1) Not Tracking What You Eat
It may seem difficult to burn fat without counting calories, but you don’t have to! Start by keeping a food journal for one week. Not only will it help you track what you eat, but it will also be a great way to think about your long-term goals for weight loss. Are there certain foods that tend to trigger unhealthy eating habits? Is there a particular time of day when you find yourself indulging too much? Once you start seeing patterns, try making slight tweaks like switching out whole milk with skim milk and replacing cookies with fruit. Although small changes won’t cause huge results right away, they can definitely add up over time—helping you shed pounds more easily and achieve your ideal physique!
2) Drinking Too Much Alcohol
Many people know they should drink in moderation, but they don’t always know what that means. Experts recommend limiting yourself to no more than one drink per day for women and two drinks per day for men. However, some people may need to cut out alcohol completely to reach their weight loss goals—for example, pregnant women or those who have a history of alcohol abuse. Limit your alcohol intake if you’re trying to lose weight safely and protect your health at all times.
3) Too Much Stress
Excess levels of stress are not only unhealthy but can also cause your body to hold onto more fat.
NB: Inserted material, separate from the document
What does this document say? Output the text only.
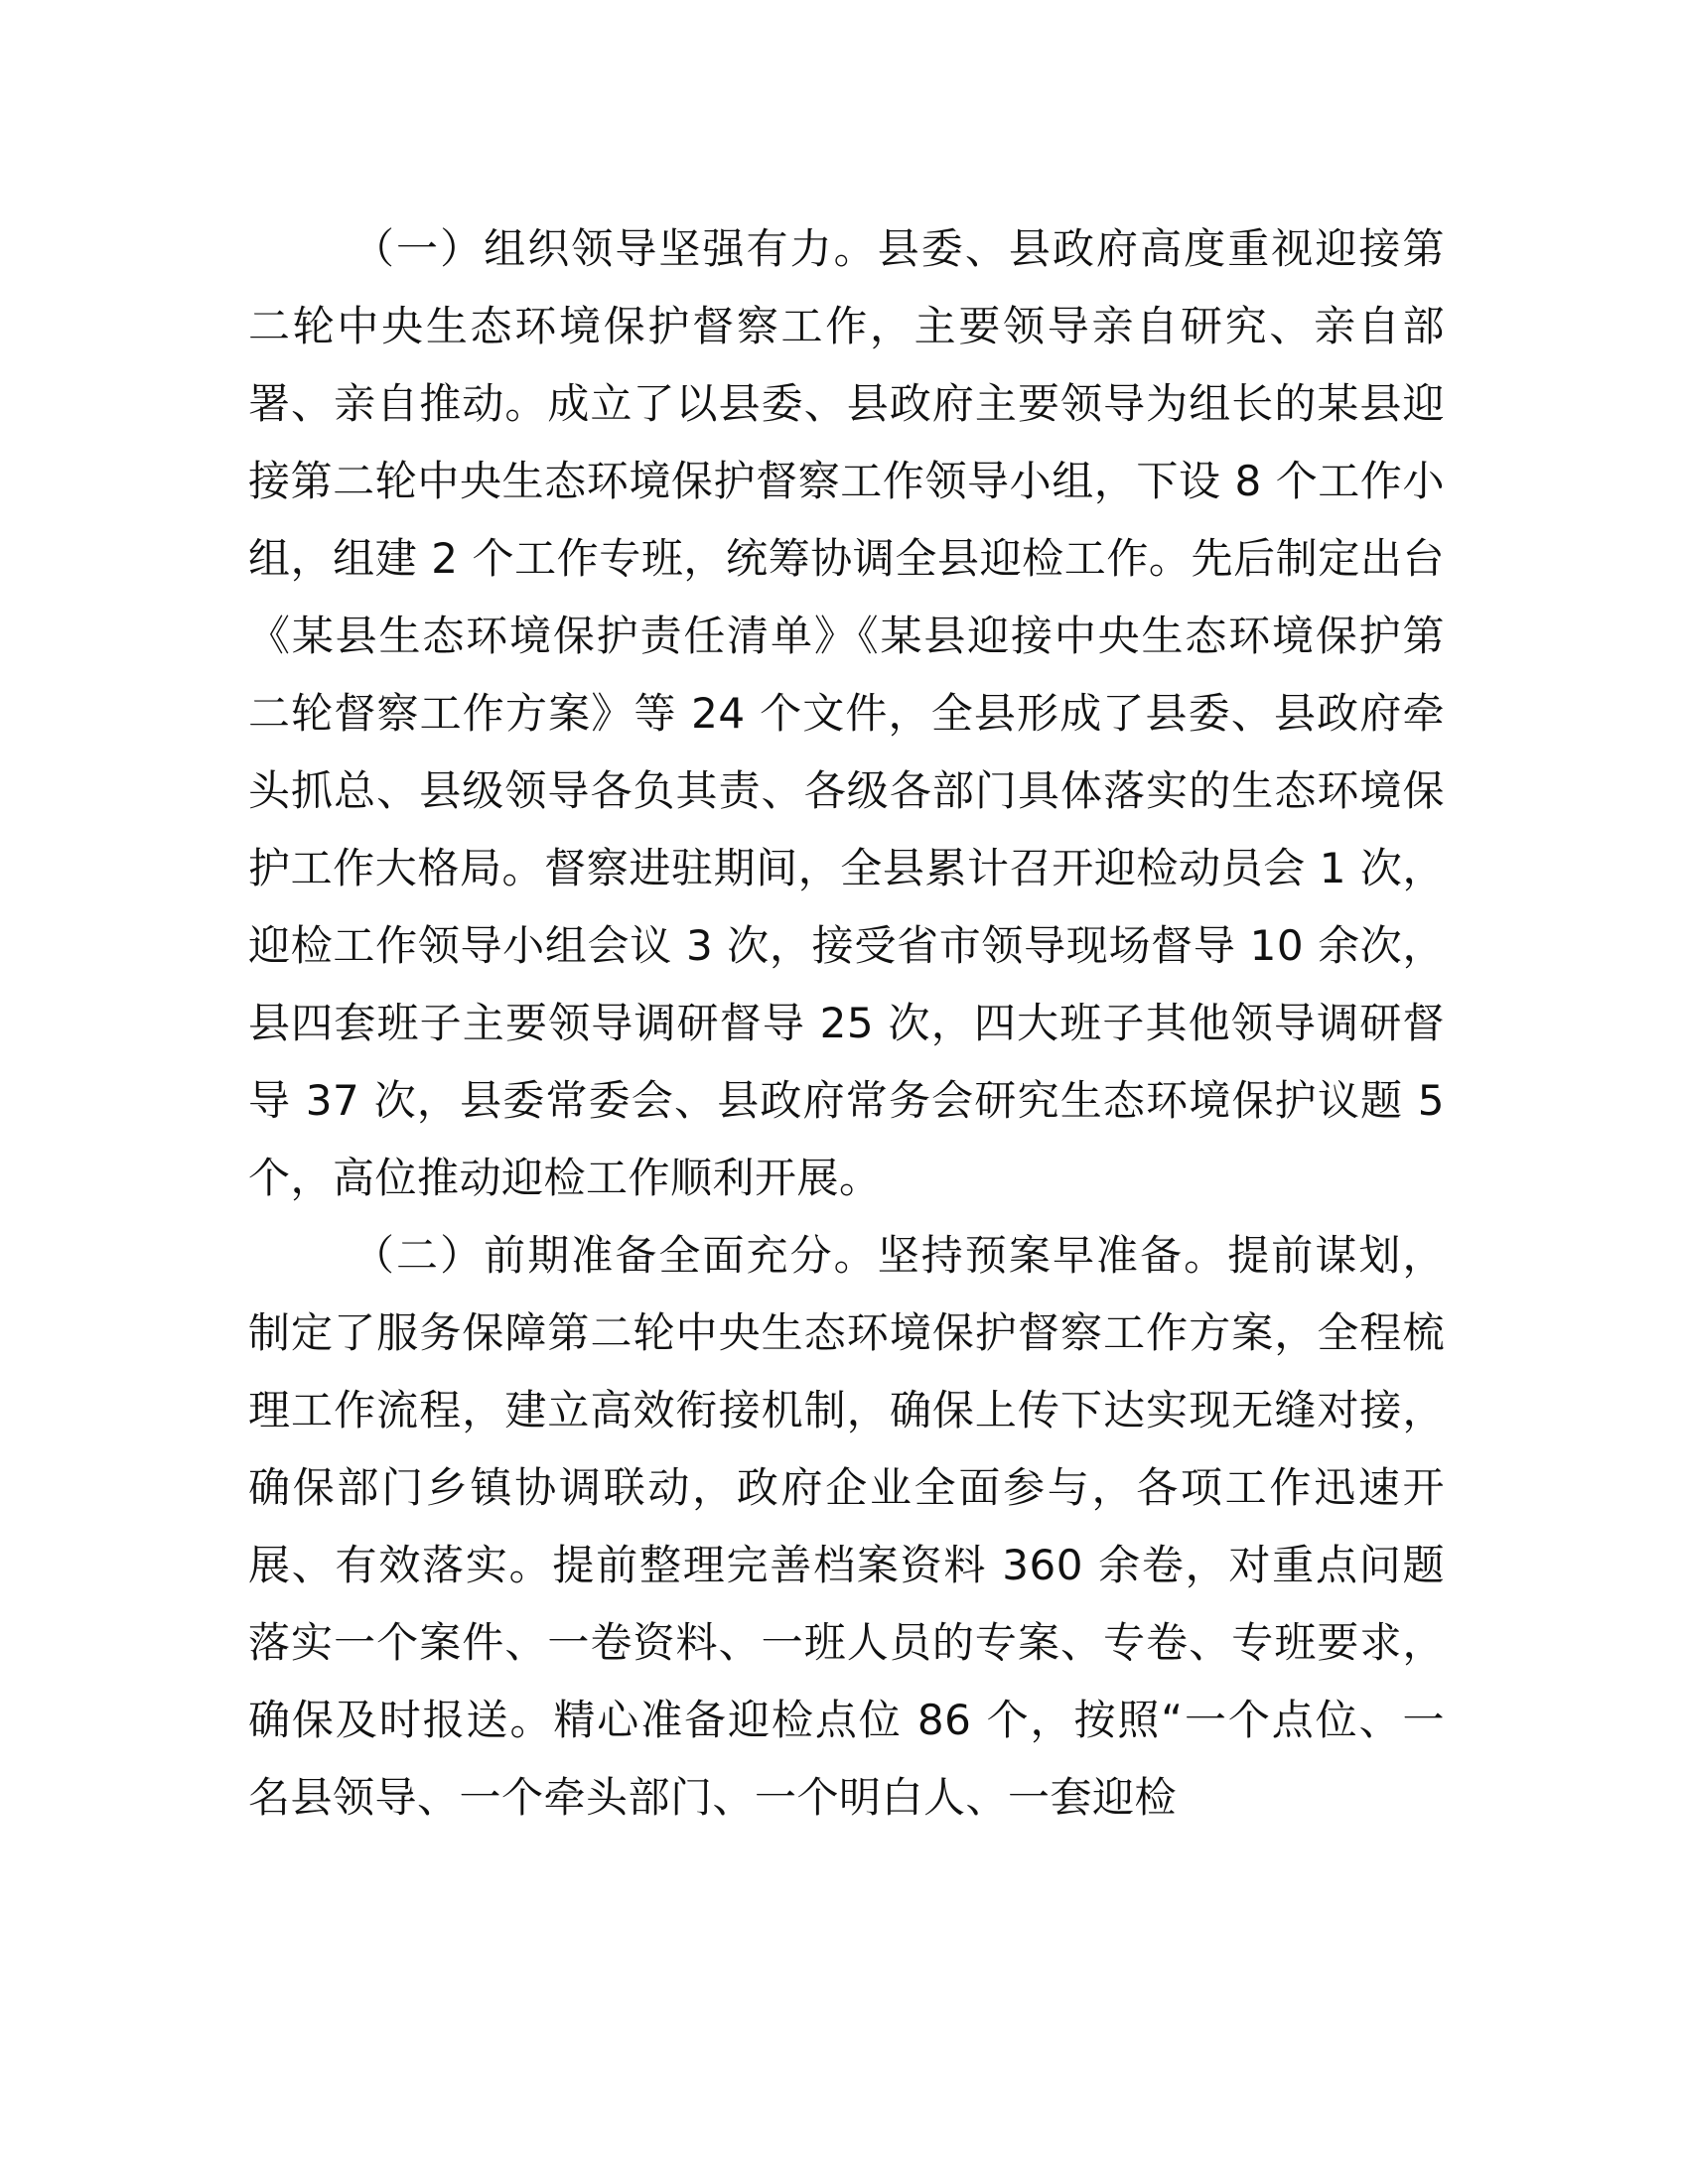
（一）组织领导坚强有力。县委、县政府高度重视迎接第二轮中央生态环境保护督察工作，主要领导亲自研究、亲自部署、亲自推动。成立了以县委、县政府主要领导为组长的某县迎接第二轮中央生态环境保护督察工作领导小组，下设 8 个工作小组，组建 2 个工作专班，统筹协调全县迎检工作。先后制定出台《某县生态环境保护责任清单》《某县迎接中央生态环境保护第二轮督察工作方案》等 24 个文件，全县形成了县委、县政府牵头抓总、县级领导各负其责、各级各部门具体落实的生态环境保护工作大格局。督察进驻期间，全县累计召开迎检动员会 1 次，迎检工作领导小组会议 3 次，接受省市领导现场督导 10 余次，县四套班子主要领导调研督导 25 次，四大班子其他领导调研督导 37 次，县委常委会、县政府常务会研究生态环境保护议题 5 个，高位推动迎检工作顺利开展。

（二）前期准备全面充分。坚持预案早准备。提前谋划，制定了服务保障第二轮中央生态环境保护督察工作方案，全程梳理工作流程，建立高效衔接机制，确保上传下达实现无缝对接，确保部门乡镇协调联动，政府企业全面参与，各项工作迅速开展、有效落实。提前整理完善档案资料 360 余卷，对重点问题落实一个案件、一卷资料、一班人员的专案、专卷、专班要求，确保及时报送。精心准备迎检点位 86 个，按照“一个点位、一名县领导、一个牵头部门、一个明白人、一套迎检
When you experience stress, your adrenal glands secrete cortisol, a hormone that converts extra calories into body fat, in addition to decreasing energy levels and increasing appetite. This is why it’s so important to manage your daily stress and find ways to reduce its impact on your life. Things like meditation, exercise, getting enough sleep and eating a healthy diet can help! Even if it seems impossible in today’s busy world—it's not!
4) The Medications That Are Making You Gain Weight
Certain medications can contribute to weight gain. Usually, it's just a minor problem, but in some cases, it can be substantial. What's more, even if you manage to lose weight after starting a new drug, you may end up gaining it back—and then some—once you stop taking your prescription. This is especially common with antidepressants, antipsychotics and steroids for chronic illnesses like asthma and Crohn's disease. To figure out if your medication could be affecting your waistline, talk to your doctor about whether you should switch drugs or ask about other treatment options that might not cause weight gain. (Lose Up to 10 Pounds Before Summer With The Get-Fit Plan!)
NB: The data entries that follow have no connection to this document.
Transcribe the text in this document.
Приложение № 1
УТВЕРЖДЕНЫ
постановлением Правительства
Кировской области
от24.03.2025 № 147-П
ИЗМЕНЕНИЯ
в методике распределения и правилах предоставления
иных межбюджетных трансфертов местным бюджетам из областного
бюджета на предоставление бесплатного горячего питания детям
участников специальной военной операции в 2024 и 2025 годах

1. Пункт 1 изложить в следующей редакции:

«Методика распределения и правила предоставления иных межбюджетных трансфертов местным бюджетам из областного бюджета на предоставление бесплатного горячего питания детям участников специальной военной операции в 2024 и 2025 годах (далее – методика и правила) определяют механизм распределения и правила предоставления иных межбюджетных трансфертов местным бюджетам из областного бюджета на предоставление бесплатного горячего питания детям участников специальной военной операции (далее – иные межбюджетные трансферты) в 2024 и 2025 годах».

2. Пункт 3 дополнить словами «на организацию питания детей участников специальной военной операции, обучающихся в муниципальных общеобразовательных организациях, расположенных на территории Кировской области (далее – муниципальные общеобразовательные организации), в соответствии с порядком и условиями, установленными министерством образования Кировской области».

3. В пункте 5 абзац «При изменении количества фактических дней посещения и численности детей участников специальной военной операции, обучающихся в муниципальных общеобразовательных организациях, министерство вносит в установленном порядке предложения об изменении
5) Binge Eating or Overeating From Time to Time
It’s completely normal to overeat from time to time. However, eating more than you should even once a week can slow your weight loss progress down significantly. Because of that, take note of how often you overeat and try to do something about it. Maybe you don’t need to eat a big meal before bed every night. Maybe you don’t need a snack before watching TV or going out with friends. Try working on eating healthier throughout your day so that if something unhealthy happens, it doesn’t hurt your long-term progress. Exercise More: It’s no secret that exercise is an important part of successful weight loss; however, people can sometimes be lazy when it comes to adding physical activity to their routine.